После долгой паузы он с трудом произнес тихим, полным боли голосом:

– Да, но… но ты можешь помочь.

– Но нам нельзя, не раньше, чем мы поженимся, пока еще нет, мы не должны, не сейчас.

Вдруг вся боль и отчаяние сегодняшнего вечера, когда ему пришлось сидеть и на протяжении всего бала терпеливо смотреть, как другие обнимают ее в танце, вожделеют ее, а он едва в состоянии ходить, хотя месяц назад он твердо знал, что как танцор мог дать фору любому из них, вся эта невысказанная мука поднялась в нем и вздыбилась, как гребень волны.

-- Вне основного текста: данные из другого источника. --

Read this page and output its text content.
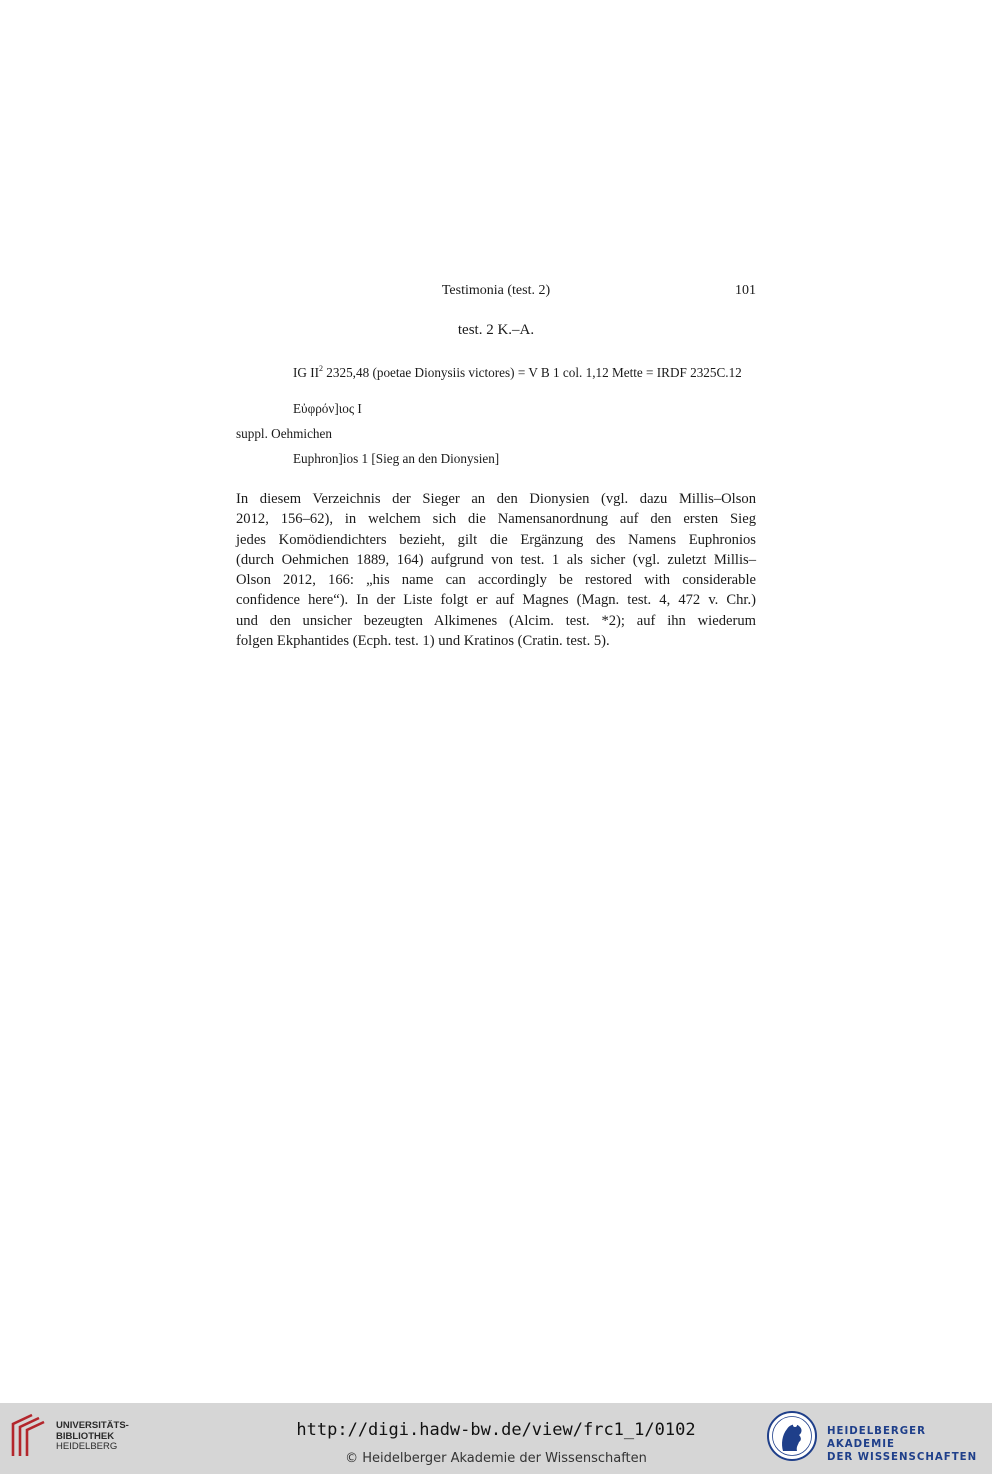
Testimonia (test. 2)	101
test. 2 K.–A.
IG $II^2$ 2325,48 (poetae Dionysiis victores) = V B 1 col. 1,12 Mette = IRDF 2325C.12
Εὐφρόν]ιος Ι
suppl. Oehmichen
Euphron]ios 1 [Sieg an den Dionysien]
In diesem Verzeichnis der Sieger an den Dionysien (vgl. dazu Millis–Olson
2012, 156–62), in welchem sich die Namensanordnung auf den ersten Sieg
jedes Komödiendichters bezieht, gilt die Ergänzung des Namens Euphronios
(durch Oehmichen 1889, 164) aufgrund von test. 1 als sicher (vgl. zuletzt Millis–
Olson 2012, 166: „his name can accordingly be restored with considerable
confidence here“). In der Liste folgt er auf Magnes (Magn. test. 4, 472 v. Chr.)
und den unsicher bezeugten Alkimenes (Alcim. test. *2); auf ihn wiederum
folgen Ekphantides (Ecph. test. 1) und Kratinos (Cratin. test. 5).
UNIVERSITÄTS-
BIBLIOTHEK
HEIDELBERG
http://digi.hadw-bw.de/view/frc1_1/0102
© Heidelberger Akademie der Wissenschaften
HEIDELBERGER AKADEMIE
DER WISSENSCHAFTEN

«Почему не сейчас! – хотел закричать он ей. – Какое значение могут иметь месяц или два? Ради всего святого… ну хорошо, я приму это, да, замуж приличная девушка должна выходить девственной, или она блудница, я соглашусь, что джентльмен не должен настаивать на своем до брака, я принимаю это! Но, ради Создателя, есть же другие способы».